1. Field of the Invention
This invention relates to a process for preparing biphenyl-4,4'-dicarboxylic acid by oxidizing 4,4'-diisopropylbiphenyl or an oxidation intermediate thereof with molecular oxygen. Biphenyl-4,4'-dicarboxylic acid is useful as a raw material for the production of high-performance polyesters and aramid resins having high heat resistance and strength.
2. Related Art
The following processes have heretofore been known as preparation processes of biphenyl-4,4'-dicarboxylic acid.
(1) 4,4'-diacetylbiphenyl, which has been obtained by acetylating biphenyl, is oxidized with a hypochlorite [Ukr, Khim, Zh., 30, 938-941 (1964)].
(2) p-Bromotoluene is converted with magnesium into 4,4'-dimethylbiphenyl in ether, followed by oxidation with a cobalt catalyst and bromine catalyst in acetic acid [Zr, Prinkl, Khim, 40, 935 (1967)].
(3) Using iron chloride or aluminum chloride as a catalyst, biphenyl is reacted with a halogenated cyclohexane in nitrobenzene or carbon disulfide as a solvent to form 4,4'-dicyclohexylbiphenyl. It is then oxidized in the presence of a cobalt catalyst, manganese catalyst and bromine catalyst in acetic acid (Japanese Patent Laid-Open No. 16831/1982).
(4) Using BF.sub.3 as a catalyst, a 4-alkylbiphenyl is reacted with carbon monoxide in hydrogen fluoride as a solvent to form a 4-alkyl-4'-formylbiphenyl. It is then oxidized in the presence of a cobalt catalyst, manganese catalyst and bromine catalyst in acetic acid (Japanese Patent Laid-Open No. 174745/1985).
These conventional processes are however accompanied by the following problems.
The process (1) requires, as a catalyst for the acetylation, a great deal of aluminum chloride which is difficult to regenerate and is highly corrosive. In addition, the oxidation with the hypochlorite induces significant corrosion. It is hence difficult to practise this process industrially.
The process (2) obtains the starting material, 4,4'-diacetylbiphenyl, by a Grignard reaction which consumes expensive magnesium. This process is thus impractical.
The process (3) obtains the starting material, 4,4'-dicyclohexylbiphenyl by using iron chloride, aluminum chloride or the like, which is difficult to regenerate and is highly corrosive, as a catalyst like the process (1) and by employing as a solvent nitrobenzene or carbon disulfide which is very dangerous due to its high inflammability and toxicity. Its industrial practice is therefore very troublesome. Moreover, oxidation of the starting material results in an oxidative loss of the expensive cyclohexyl groups. It is hence difficult to practise this process industrially.

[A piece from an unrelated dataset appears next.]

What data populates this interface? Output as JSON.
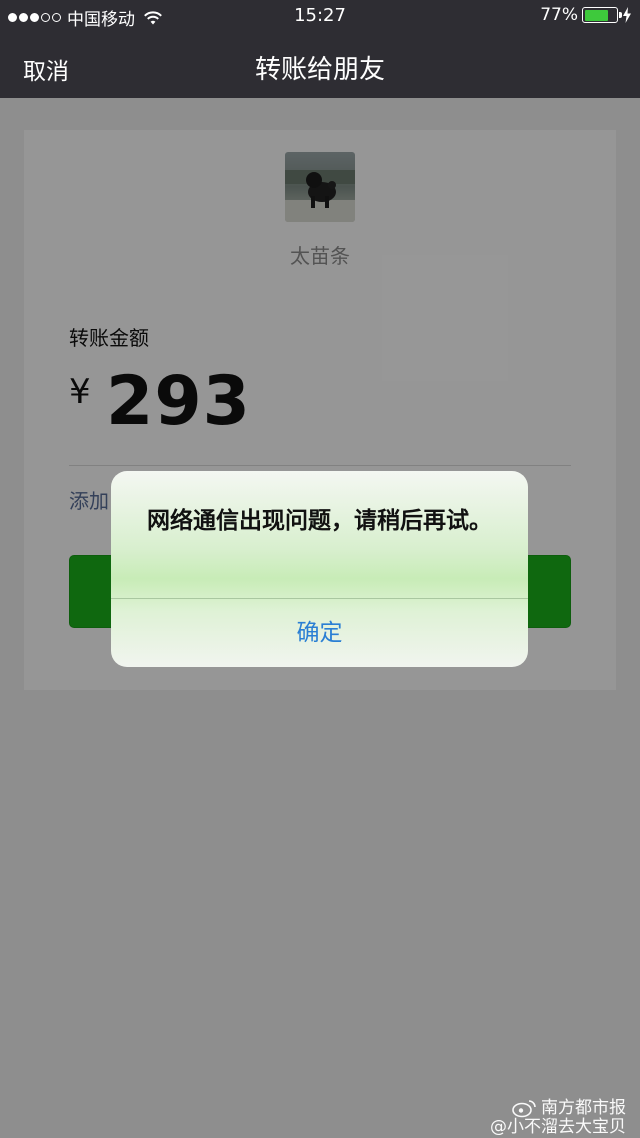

The process (4) makes use of hydrogen fluoride and BF.sub.3, which are very corrosive, in order to obtain the starting material, i.e., the 4-alkyl-4'-formylbiphenyl. It is therefore necessary to use an expensive and corrosion-resistant reactor. This process is accompanied by another drawback that the purification of the resulting product is cumbersome, since di-substituted derivatives other than 4,4'-derivative are also formed.
The above-described processes, which have heretofore been proposed as processes for the preparation of biphenyl-4,4'-dicarboxylic acid, are accompanied by their own drawbacks. A great deal of effrts has been exercised to overcome such drawbacks. No satisfactory effects have however been achieved to date. Accordingly, the high price of biphenyl-4,4'-dicarboxylic acid still remains as an obstacle for the expansion of its application field.